Trueblood was a member of the ACPA Steering Committee which met in Washington, DC on May 23-24, 1962, to outline possible areas for the ACPA Self-Evaluation Study Committee. At the Boston convention in 1963, President-elect Trueblood attended the three-day convention workshop and the Executive Council meeting. He attended the Business session following the ACPA Boston Town Meeting. At the Business session he presented the Self-Study Committee Report as revised and accepted by the Executive Council. The Executive Council voted to accept and adopt the statement prepared by an ad hoc committee (chaired by Trueblood) to have a higher education specialist for ACPA to work out of APGA headquarters. His name appeared twice on the annual convention program. He chaired a group of four persons who discussed The Professional Education of Student Personnel Workers in Higher Education Workshop Reports and he and two other people made presentations in Plenary Session IV— Student Personnel Work in Higher Education, The Years Ahead, Research, Administration and Professional Education.
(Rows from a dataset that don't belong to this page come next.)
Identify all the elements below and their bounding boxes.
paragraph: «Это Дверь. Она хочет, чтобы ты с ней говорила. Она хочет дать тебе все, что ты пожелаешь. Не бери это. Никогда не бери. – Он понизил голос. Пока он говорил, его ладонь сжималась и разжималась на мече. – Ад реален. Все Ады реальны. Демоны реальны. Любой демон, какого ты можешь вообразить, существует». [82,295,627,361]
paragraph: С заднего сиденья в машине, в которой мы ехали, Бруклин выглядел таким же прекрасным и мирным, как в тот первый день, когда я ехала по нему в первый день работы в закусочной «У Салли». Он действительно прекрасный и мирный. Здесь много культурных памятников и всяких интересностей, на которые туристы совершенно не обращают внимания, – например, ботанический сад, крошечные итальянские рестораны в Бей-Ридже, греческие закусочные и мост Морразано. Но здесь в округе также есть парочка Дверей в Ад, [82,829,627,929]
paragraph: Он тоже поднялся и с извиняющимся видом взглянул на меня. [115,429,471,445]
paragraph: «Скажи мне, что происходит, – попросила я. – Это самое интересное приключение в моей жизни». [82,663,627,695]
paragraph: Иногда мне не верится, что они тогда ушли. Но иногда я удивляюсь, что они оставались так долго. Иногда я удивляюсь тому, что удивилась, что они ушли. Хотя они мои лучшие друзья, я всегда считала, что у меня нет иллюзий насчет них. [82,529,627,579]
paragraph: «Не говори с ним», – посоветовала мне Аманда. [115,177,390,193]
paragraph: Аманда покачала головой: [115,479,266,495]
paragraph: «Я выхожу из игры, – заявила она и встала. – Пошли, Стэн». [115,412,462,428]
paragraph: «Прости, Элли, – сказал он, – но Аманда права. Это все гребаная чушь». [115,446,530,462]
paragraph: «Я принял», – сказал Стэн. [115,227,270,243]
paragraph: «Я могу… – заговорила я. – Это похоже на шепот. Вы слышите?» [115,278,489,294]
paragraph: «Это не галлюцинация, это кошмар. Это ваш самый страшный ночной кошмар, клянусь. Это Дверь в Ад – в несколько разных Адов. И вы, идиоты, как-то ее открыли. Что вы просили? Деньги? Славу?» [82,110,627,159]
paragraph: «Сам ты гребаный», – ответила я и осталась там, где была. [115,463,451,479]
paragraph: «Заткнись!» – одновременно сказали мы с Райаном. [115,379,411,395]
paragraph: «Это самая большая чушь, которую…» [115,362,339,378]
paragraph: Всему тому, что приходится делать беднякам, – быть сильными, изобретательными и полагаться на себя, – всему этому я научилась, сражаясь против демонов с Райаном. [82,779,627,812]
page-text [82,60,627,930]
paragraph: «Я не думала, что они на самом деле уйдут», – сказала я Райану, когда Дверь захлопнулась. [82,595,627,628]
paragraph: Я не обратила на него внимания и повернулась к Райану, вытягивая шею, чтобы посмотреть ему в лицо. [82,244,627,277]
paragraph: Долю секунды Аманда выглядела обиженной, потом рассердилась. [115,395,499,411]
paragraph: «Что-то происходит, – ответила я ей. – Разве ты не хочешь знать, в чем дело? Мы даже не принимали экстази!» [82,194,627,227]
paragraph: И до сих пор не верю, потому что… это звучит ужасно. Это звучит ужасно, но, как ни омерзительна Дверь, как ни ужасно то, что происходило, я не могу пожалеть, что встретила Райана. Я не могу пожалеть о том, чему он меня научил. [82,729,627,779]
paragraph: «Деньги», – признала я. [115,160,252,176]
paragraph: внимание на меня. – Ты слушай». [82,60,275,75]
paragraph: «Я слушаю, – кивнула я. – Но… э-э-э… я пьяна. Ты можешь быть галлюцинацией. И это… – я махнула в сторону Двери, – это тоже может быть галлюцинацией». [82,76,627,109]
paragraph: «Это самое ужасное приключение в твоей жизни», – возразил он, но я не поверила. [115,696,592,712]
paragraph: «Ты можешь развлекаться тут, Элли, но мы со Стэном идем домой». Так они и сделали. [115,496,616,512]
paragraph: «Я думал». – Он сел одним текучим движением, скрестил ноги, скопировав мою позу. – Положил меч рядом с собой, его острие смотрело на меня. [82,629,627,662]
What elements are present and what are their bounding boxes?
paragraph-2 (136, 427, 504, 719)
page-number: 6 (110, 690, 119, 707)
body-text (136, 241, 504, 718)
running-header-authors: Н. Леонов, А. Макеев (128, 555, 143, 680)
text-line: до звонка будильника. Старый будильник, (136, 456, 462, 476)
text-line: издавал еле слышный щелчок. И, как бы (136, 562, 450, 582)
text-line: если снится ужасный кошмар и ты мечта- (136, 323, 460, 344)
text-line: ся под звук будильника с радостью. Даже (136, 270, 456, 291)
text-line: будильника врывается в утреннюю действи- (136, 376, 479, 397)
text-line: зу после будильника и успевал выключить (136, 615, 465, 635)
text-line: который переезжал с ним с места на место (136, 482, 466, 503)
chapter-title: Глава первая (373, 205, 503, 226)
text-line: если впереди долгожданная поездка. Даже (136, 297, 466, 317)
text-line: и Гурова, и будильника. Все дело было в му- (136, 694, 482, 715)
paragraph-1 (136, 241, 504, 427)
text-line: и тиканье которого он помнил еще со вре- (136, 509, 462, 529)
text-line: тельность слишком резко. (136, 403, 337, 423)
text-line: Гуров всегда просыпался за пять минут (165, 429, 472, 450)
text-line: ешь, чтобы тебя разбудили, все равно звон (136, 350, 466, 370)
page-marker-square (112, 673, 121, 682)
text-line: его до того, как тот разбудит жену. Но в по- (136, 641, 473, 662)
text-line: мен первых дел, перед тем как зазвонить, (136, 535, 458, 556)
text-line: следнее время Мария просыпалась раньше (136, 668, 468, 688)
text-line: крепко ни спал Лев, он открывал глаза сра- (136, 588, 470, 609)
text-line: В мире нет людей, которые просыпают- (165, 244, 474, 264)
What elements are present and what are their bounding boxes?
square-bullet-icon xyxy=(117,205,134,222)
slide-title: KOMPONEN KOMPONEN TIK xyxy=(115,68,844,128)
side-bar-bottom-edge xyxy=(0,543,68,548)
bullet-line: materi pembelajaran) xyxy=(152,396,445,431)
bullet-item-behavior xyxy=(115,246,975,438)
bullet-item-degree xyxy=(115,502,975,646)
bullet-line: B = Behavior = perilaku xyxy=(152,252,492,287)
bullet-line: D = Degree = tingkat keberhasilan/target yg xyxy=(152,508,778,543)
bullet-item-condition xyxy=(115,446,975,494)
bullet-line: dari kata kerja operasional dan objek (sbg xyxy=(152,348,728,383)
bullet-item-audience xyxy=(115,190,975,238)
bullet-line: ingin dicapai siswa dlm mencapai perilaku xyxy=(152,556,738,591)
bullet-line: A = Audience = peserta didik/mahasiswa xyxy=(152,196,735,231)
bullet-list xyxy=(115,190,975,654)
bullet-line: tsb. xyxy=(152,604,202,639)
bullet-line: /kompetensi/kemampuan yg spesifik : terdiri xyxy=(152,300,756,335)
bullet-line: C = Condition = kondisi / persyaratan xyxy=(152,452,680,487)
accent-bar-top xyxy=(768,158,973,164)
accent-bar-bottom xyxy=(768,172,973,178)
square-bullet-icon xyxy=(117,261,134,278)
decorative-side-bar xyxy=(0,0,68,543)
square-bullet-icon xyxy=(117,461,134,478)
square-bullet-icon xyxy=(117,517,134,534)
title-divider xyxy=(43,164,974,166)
During 1963, he chaired the ACPA delegation to the Inter-Association of Coordinating Committee founded in 1958 and changed to Council of Student Personnel Associations in Higher Education (COSPA) in 1963. At the end of October 1963, ACPA membership totaled 3,397. In his last message to the ACPA membership, he spoke optimistically about ACPA's future In APGA.
Author of over 50 journal articles and other publications, Dennis L. Trueblood, who served the presidency of ACPA since May 1, 1963, resigned on January 1, 1964. He died undergoing open heart surgery in a Chicago hospital five weeks later, when he was 38 years old. He was survived by his wife, two children, parents, and sister.
Barbara Kirk, who assumed the ACPA presidency upon the death of Trueblood, said:
No previous President of our Association has ever devoted more time and energy to activities and policies and concerns which required limitless attention, than Dr. Trueblood. The entire membership of ACPA has lost a leader who represented their Interests in every phase of his professional life, whether it was on the campus of Southern Illinois University or at the White House Conference on Children and Youth in 1960, or at Executive Council meetings in Washington at the National Headquarters of APGA. There will be few Presidents in the future with his stamina and drive. It was a privilege and an honor to have known and worked with him.
On March 23, 1964, at the ACPA Annual Business Meeting in San Francisco an “In Memoriam” resolution was endorsed by approximately 150 members attending.
In May 1985 the Illinois College Personnel Association Executive Board established an annual award to recognize individuals in that state who made significant contributions to student affairs. They created the award in Dennis Trueblood's name to honor him.